Sheriff Charged For Pulling Gun On Youth Group

Sheriff Charged For Pulling Gun On Youth Group

Francisco Turcios, Reporter

An Idaho sheriff is facing felony charges after allegedly pulling a gun on members of a Latter-day Saints youth group that had just left a thank you note taped on his door. A group of seven girls, who were between the ages of 12 and 16, were going around their neighborhood, taping paper turkeys that said “thank you” to people’s doors. They would knock on the door and then run away, leaving the homeowner to find the note. They were being driven around by an adult chaperone. When the group approached the home of Bingham County Sheriff Craig Rowland, he became suspicious and asked his wife to get him his gun.

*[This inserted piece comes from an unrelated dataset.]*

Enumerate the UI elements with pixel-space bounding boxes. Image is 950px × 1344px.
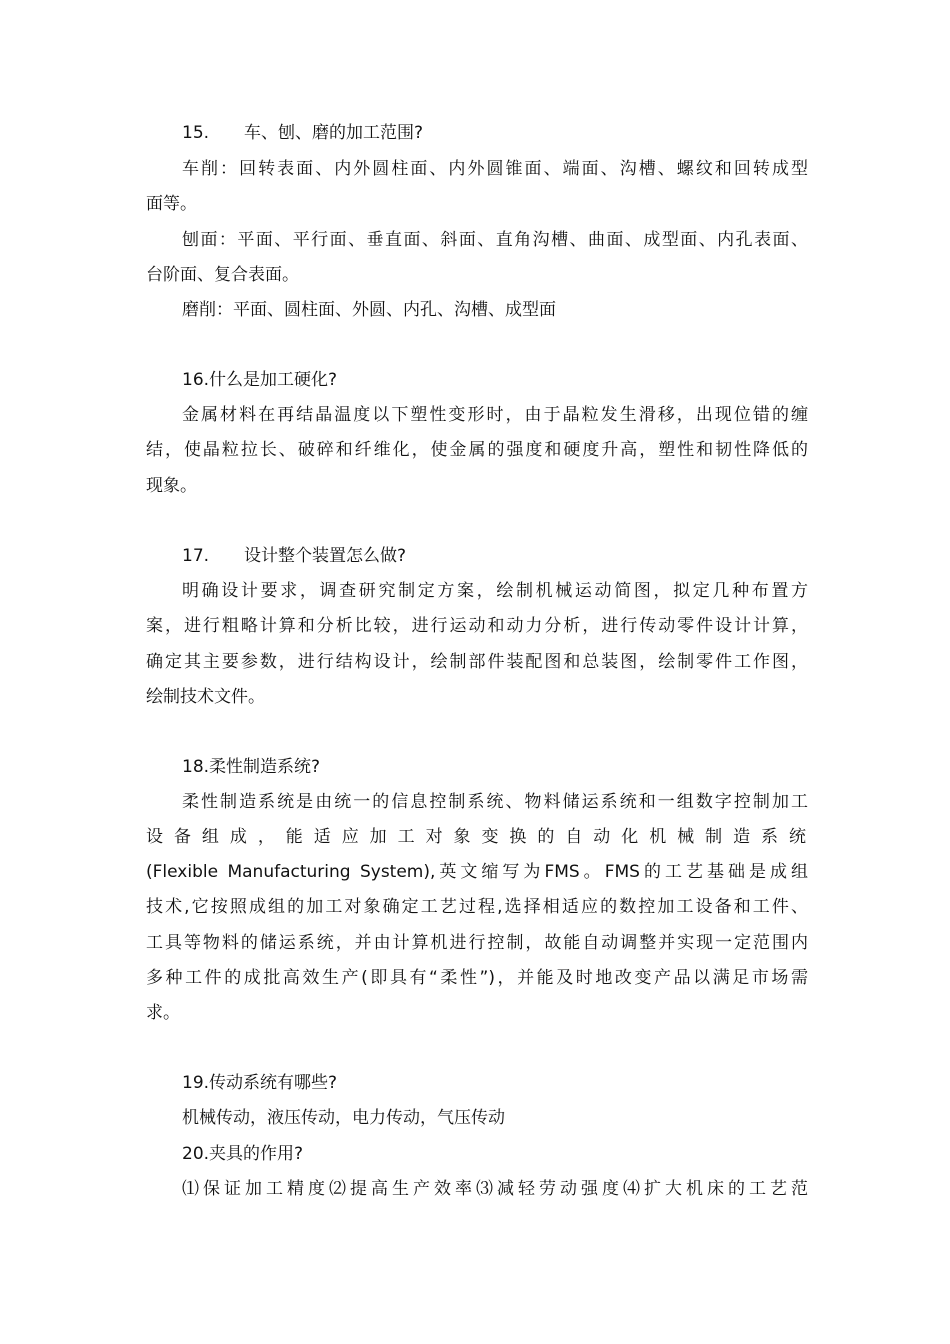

He saw some of the girls running back to the car and went outside to investigate, thinking they were trying to break into his home. Rowland then ran into the middle of the road and ordered the car to stop. When the driver stopped and opened the door, Rowland approached the vehicle and pointed his gun at the girls sitting inside. He ordered the driver to get out of the car and then forcefully removed her by her hair. At one point, he threatened to shoot the woman in the head. Eventually, Rowland let the girls leave and returned to his home. When he was questioned about the incident, Rowland told investigators he “really screwed up” and blamed his reaction on Native Americans who live on a nearby reservation. “I have been doing this job for 36 years,” Rowland told them, according to court documents. “I have had drunk Indians drive down my cul-de-sac. I’ve had drunk Indians come to my door. I live just off the reservation, we have a lot of reservation people around us that are not good people”. The Idaho Attorney General’s Office led the investigation and decided to charge Rowland with aggravated battery, aggravated assault, and exhibition of a deadly weapon. If convicted on all counts, he faces up to 20 years in jail.